What followed was 10 weeks of remote team discussion sessions and webinars on science formulation, engineering, cost, management, and proposal strategy of a mission, all on top of his regular responsibilities as a graduate student. The team reviewed current priority questions in planetary science and decided to study Titan, a so-called “prebiotic chemistry factory” for its thick atmosphere, abundant hydrocarbons, and subsurface liquid water oceans that resemble early Earth.
NASA's Cassini spacecraft studied Saturn and Titan from 1997 to 2017, providing details of the moon’s structure. Radzom’s team proposed that their higher-precision instruments and solar-powered design could tackle unanswered questions about the moon’s curious environment and its potential to host life.
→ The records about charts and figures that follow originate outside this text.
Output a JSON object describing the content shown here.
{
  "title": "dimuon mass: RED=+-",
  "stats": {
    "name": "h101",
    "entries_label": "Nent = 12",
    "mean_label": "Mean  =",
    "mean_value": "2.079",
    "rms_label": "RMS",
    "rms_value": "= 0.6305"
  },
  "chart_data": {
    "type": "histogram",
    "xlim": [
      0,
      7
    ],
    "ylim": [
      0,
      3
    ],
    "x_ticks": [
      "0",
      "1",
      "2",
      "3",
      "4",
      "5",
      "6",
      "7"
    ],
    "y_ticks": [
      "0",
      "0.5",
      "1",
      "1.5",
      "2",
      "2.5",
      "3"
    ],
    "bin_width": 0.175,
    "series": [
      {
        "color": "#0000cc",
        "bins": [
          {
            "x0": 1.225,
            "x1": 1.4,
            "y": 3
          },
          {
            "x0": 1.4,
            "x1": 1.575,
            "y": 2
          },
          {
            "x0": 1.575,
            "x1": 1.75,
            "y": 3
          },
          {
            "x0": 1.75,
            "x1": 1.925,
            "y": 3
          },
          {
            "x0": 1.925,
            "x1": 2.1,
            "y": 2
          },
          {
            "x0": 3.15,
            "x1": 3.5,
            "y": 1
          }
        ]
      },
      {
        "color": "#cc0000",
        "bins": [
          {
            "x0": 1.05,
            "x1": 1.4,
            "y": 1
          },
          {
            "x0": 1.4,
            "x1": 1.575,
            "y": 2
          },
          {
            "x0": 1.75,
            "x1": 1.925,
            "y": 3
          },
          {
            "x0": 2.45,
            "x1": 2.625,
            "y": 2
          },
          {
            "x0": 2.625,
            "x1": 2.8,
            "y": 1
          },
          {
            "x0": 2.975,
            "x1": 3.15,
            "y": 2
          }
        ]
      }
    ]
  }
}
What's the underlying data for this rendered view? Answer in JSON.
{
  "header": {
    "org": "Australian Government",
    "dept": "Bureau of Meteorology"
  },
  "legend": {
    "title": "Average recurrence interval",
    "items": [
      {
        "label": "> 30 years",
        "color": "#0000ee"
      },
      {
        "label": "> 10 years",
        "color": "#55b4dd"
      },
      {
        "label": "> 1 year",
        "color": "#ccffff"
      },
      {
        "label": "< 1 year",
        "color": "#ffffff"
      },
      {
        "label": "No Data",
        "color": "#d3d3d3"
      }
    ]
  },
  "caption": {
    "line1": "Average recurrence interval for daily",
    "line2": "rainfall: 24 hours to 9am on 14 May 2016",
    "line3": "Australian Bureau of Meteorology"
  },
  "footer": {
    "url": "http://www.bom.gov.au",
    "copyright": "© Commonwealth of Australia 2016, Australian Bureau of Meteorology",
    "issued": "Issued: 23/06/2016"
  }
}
The team initially developed dozens of questions to explore about Titan, but quickly learned to switch from a mentality of unlimited scientific curiosity to one of resource-constrained mission design. “We had to whittle it down, week by week: which ones are the least risky, which ones are the most attainable?” said Radzom.
For the 11th week of the program, the team met in-person at NASA’s Jet Propulsion Laboratory in Pasadena, California, and hit the ground running. “The first day of the [in-person] program we got an email back [...] that basically confirmed that our current instrument wasn’t going to work, so we needed a new one,” remembered Radzom.